31 de mayo,
viernes
Los recoge pelotas.-
Sigo el deporte del tenis, y por estas fechas me asomo a ratos al más que centenario Roland Garros.
Me llaman la atención las gesticulaciones de los deportistas, por aquello de averiguar lo que dicen, pues nadie contradice que los gestos forman parte primordial de la comunicación.
Y constato que son muy similares los gestos que practican jugadores y jugadoras.
Me refiero no a los que están directamente relacionados con la operatoria técnica de este deporte, sino a las gesticulaciones que expresan emociones o, simplemente, que son meramente complementarias o auxiliares del juego esencial que es la competición.
Entre las primeras, quiero destacar la manera de celebrar los momentos que ponen fin a una jugada especialmente delicada por su trascendencia en el marcador.
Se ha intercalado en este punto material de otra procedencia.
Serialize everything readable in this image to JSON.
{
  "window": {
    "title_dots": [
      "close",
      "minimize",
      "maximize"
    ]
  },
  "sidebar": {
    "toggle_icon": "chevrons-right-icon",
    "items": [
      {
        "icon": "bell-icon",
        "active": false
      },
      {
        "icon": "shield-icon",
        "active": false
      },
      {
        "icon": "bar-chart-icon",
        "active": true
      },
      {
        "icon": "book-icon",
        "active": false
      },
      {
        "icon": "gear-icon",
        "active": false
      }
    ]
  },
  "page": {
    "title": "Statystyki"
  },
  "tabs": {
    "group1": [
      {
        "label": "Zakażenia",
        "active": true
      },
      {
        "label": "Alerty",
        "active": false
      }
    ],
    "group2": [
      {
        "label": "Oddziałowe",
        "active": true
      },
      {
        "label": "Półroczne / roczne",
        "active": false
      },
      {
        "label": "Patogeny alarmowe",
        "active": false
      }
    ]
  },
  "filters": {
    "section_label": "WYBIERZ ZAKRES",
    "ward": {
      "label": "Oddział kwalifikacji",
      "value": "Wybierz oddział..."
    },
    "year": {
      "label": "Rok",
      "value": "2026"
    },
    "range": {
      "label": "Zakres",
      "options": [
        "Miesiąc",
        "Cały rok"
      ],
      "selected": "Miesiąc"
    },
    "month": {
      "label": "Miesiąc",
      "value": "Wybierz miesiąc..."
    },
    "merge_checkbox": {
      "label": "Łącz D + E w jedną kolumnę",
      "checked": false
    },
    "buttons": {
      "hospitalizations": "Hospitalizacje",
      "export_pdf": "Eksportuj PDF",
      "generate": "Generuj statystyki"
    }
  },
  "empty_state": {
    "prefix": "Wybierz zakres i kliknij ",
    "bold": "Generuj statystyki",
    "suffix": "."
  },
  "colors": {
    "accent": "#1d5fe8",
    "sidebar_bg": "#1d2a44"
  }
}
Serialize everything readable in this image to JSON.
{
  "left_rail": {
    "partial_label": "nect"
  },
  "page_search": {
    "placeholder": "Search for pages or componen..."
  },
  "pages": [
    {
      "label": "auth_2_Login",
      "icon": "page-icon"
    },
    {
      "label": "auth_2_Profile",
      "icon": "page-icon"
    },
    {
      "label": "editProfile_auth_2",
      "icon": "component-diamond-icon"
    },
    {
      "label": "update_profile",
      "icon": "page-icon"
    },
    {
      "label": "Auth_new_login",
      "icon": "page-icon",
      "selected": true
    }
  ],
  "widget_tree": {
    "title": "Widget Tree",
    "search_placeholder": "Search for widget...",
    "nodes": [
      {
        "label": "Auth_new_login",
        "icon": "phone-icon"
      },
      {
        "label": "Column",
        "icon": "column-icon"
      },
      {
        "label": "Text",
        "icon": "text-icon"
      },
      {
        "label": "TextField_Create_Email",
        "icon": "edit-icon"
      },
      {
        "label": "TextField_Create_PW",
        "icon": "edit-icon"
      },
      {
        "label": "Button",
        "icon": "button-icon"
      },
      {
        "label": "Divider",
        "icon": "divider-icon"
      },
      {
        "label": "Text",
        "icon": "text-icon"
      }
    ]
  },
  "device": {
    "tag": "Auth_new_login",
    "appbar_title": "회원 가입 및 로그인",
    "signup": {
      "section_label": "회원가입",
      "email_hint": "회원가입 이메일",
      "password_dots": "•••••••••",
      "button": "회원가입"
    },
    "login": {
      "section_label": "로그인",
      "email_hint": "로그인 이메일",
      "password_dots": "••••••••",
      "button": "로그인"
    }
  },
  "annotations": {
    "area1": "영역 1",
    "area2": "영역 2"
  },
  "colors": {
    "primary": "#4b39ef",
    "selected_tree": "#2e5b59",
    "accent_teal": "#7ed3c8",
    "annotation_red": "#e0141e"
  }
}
Jugadores, y jugadoras, levantan una de las manos con el puño sumamente cerrado y los nudillos bien sobresalientes, a la vez que vuelcan una mirada perdida, entre exultante y fiera, a las gradas.
Lo hacen ellos, pero también ellas, con rasgos e intensidades muy parecidas.
Es el gesto del puño cerrado, con tanta historia masculina
y tan poco significado en los tradicionales espacios femeninos.
Entre las segundas, me resulta especialmente llamativo el peculiar mundo que rodea a los recoge pelotas encargados de que no falten a los jugadores las bolas amarillas para hacer sus saques:
Se trata de niños o en edad de pubertad,
silenciosos siempre,
sumamente serviciales,
que solo tienen ojos y mirada hacia la pelota perdida para ir a recogerla y regresar como rayos al sitio conveniente,
y, en cambio, no reciben mirada alguna, ni palabra alguna, ni aplauso alguno de jugadores ni del público, solo pendientes de la competición y de los héroes del tenis.
Los recoge pelotas siempre las recogen del suelo, no sé cuántas veces en cada partido;
los jugadores siempre las reciben de sus manos.
Estos pueden hacer, y hacen, acrobacias increíbles hasta dar de bruces contra la tierra, pero nunca se agachan al suelo para recoger una pelota, que es lo que hacen estos seres que, estando tan cerca de los jugadores y de las jugadas, dedican las horas del partido a recoger las pelotas que acariciarán con arrobo los jugadores cuando las necesiten.
¡Pobres muchachos y muchachas, tan diligentes y cumplidores, tan acostumbrados a escuchar aplausos que nunca van dirigidos a ellos!
La asepsia emocional es total. Mirad cómo los virtuosos jugadores y jugadoras tiran de la mano las sobrantes; las tiran, sin saber a dónde van, sabiendo, claro, que los ángeles del tenis las van a recoger.
¿Por qué hay tanto parecido entre las gesticulaciones de jugadores y jugadoras?
Seguramente, porque cuando las mujeres se incorporan de manera significativa a este deporte, los gestos ya estaban ocupados y consolidados por varones, y las mujeres se limitaron, hasta ahora, a cabalgar sobre su inercia.
1 de junio,
sábado
El envejecer saludable.-
Con el transcurrir de los años, parece que un demiurgo se encarga de bajar el volumen de cuanto sucede a nuestro alrededor, de manera que las cosas van perdiendo la intensidad, el color, el brillo y el temblor que tuvieron siempre,
coincidiendo con el devenir de la vieja agenda telefónica que va quedando poblada de números que ya nunca llamarán ni podrán atender llamadas telefónicas.
Todo sucede plácidamente, mientras no nos empeñamos en llevar la contraria al demiurgo; es frecuente que los que vamos a morir sigamos queriendo llevar la contraria al Gran Armonizador del Universo, mientras va alejándose nuestro mundo en cada día que pasa.
Las costumbres de las cosas y el ruido y la furia de los sentimientos hace tiempo que se fueron apagando, aunque queda de ellos una leve música que, bien controlada, sigue resultando agradable, reconfortante y hasta plácida, pero siempre con la sensación de que, dentro de poco, el sonido disminuirá sensiblemente y será sustituido por un silencio sordo que será la antesala del final.
Y aceptas que las cosas sucedan así,
desde la altura de los años,
y hasta empiezas a dudar si quieres quedarte en una vida que se vuelve tan complicada y te vuelve tan dependiente,
hasta empezar a percibirla como una situación cada vez menos decorosa y, cada vez, más saturada con la lógica de la finitud que va calando como una lluvia fina.